Several tasks must be completed before you use the system.
The recovery procedure re-creates the old system from the quorum data. However, some things
cannot be restored, such as cached data or system data managing in-flight I/O. This latter loss
of state affects RAID arrays that manage internal storage. The detailed map about where data is
out of synchronization has been lost, meaning that all parity information must be restored, and
mirrored pairs must be brought back into synchronization. Normally this action results in either
old or stale data being used, so only writes in flight are affected. However, if the array lost
redundancy (such as syncing, degraded, or critical RAID status) before the error that requires
system recovery, then the situation is more severe. Under this situation you need to check the
internal storage:
- Parity arrays are likely syncing to restore parity; they do not have redundancy when this
operation proceeds.
- Because there is no redundancy in this process, bad blocks might are created where data is
not accessible.
- Parity arrays might be marked as corrupted. This indicates that the extent of lost data is
wider than in-flight I/O; to bring the array online, the data loss must be acknowledged.
- RAID6 arrays that were degraded before the system recovery might
require a full restore from backup. For this reason, it is important to have at least a
capacity match spare available.
Be aware of these differences about the recovered configuration:
- FlashCopy mappings are restored as
"idle_or_copied" with 0% progress. Both volumes must are restored to their original I/O
groups.
- The management ID is different. Any scripts or associated programs that refer to the
system-management ID of the system must be changed.
- Any FlashCopy mappings that were not in the
"idle_or_copied" state with 100% progress at the point of disaster have inconsistent
data on their target disks. These mappings must be restarted.
- Intersystem partnerships and relationships are not restored and must be re-created
manually.
- Consistency groups are not restored and must be re-created manually.
- Intrasystem Metro Mirror relationships are restored if all dependencies were successfully restored to their original
I/O groups.
- If hardware was replaced before the recovery, the SSL certificate might not be restored. If
it is not restored, then a new self-signed certificate is generated with a validity of 30
days. Follow the associated Directed Maintenance Procedures (DMP) for a permanent
resolution.
- The system time zone might not are restored.
- Any Global Mirror secondary volumes on the recovered system might have inconsistent data if
there was replication I/O from the primary volume that is cached on the secondary system at
the point of the disaster. A full synchronization is required when re-creating and restarting
these relationships.
- Immediately after the T3 recovery process runs, which are compressed disks do not know the
correct value of their used capacity. The disks initially set the capacity as the entire real
capacity. When I/O resumes, the capacity is shrunk down to the correct
value.
Similar behavior occurs when
you use the -autoexpand option on volumes. The real capacity of a disk might
increase slightly, caused by the same kind of behavior that affects compressed volumes.

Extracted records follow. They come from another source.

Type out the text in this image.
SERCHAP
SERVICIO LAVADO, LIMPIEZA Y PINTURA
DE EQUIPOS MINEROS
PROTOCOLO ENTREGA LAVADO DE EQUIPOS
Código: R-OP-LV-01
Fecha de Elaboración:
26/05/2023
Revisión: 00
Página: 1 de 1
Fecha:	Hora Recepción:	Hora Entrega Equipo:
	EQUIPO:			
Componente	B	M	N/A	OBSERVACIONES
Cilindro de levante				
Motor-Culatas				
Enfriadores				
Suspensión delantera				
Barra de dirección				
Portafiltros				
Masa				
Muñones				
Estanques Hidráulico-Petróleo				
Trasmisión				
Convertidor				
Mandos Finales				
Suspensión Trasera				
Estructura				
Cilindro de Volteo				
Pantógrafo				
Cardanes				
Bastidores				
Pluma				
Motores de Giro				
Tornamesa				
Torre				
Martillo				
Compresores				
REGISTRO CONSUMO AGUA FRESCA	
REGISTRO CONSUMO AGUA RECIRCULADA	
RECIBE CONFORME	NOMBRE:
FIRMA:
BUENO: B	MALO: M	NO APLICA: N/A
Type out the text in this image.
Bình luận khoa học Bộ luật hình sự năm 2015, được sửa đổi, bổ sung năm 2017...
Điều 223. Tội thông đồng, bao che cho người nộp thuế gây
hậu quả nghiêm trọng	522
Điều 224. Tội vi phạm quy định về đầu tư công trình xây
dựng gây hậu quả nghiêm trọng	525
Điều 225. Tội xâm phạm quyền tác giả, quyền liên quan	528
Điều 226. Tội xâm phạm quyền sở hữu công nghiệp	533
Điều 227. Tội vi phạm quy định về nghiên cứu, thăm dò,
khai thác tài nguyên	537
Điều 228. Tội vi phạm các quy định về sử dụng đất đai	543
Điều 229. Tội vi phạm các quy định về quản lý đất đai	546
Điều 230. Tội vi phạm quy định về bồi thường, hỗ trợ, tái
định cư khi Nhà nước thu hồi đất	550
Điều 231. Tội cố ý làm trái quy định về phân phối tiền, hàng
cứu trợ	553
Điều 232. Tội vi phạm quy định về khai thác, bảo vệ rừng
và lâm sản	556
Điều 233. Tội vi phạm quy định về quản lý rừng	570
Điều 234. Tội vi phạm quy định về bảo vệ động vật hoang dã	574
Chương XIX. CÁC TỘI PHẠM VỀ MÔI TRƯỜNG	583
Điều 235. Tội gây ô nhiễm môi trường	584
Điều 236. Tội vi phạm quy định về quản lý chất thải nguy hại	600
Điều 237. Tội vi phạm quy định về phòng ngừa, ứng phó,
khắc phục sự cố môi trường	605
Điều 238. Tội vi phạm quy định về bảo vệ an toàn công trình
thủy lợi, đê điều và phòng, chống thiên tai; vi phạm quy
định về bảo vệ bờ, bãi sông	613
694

Again, the capacity shrinks down as I/O to the disk is resumed.
- Manual actions might be necessary on the hosts to trigger them to rescan
for devices. You can complete this task by disconnecting and reconnecting the Fibre Channel
cables to each host bus adapter (HBA) port.
- Verify that all mapped volumes can be accessed by the hosts.
- Run the application consistency checks.
For Virtual Volumes (VVols), complete the following tasks.
- After you confirm that the T3 completed successfully, restart Spectrum Control Base (SCB)
services. Use the Spectrum Control Base command service ibm_spectrum_control
start.
- Refresh the storage system information on the SCB GUI to ensure that the systems are in sync
after the recovery.
- To complete this task, login to the SCB GUI.
- Hover over the affected storage system, select the menu launcher, and then select
Refresh. This step repopulates the system.
- Repeat this step for all Spectrum Control Base instances.
- Rescan the storage providers from within the vSphere Web Client.
For Virtual Volumes (VVols), also be aware of the following information.
FlashCopy
mappings are not restored for VVols. The implications are as follows.
- The mappings that describe the VM's snapshot relationships are lost. However, the Virtual
Volumes that are associated with these snapshots still exist, and the snapshots might still
appear on the vSphere Web Client. This outcome might have implications on your VMware back up
solution.
- Do not attempt to revert to snapshots.
- Use the vSphere Web Client to delete any snapshots for VMs on a VVol data store to free
up disk space that is being used unnecessarily.
- The targets of any outstanding 'clone' FlashCopy relationships might not function as
expected (even if the vSphere Web Client recently reported clone operations as complete). For
any VMs, which are targets of recent clone operations, complete the following tasks.
- Perform data integrity checks as is recommended for conventional volumes.
- If clones do not function as expected or show signs of corrupted data, take a fresh
clone of the source VM to ensure that data integrity is maintained.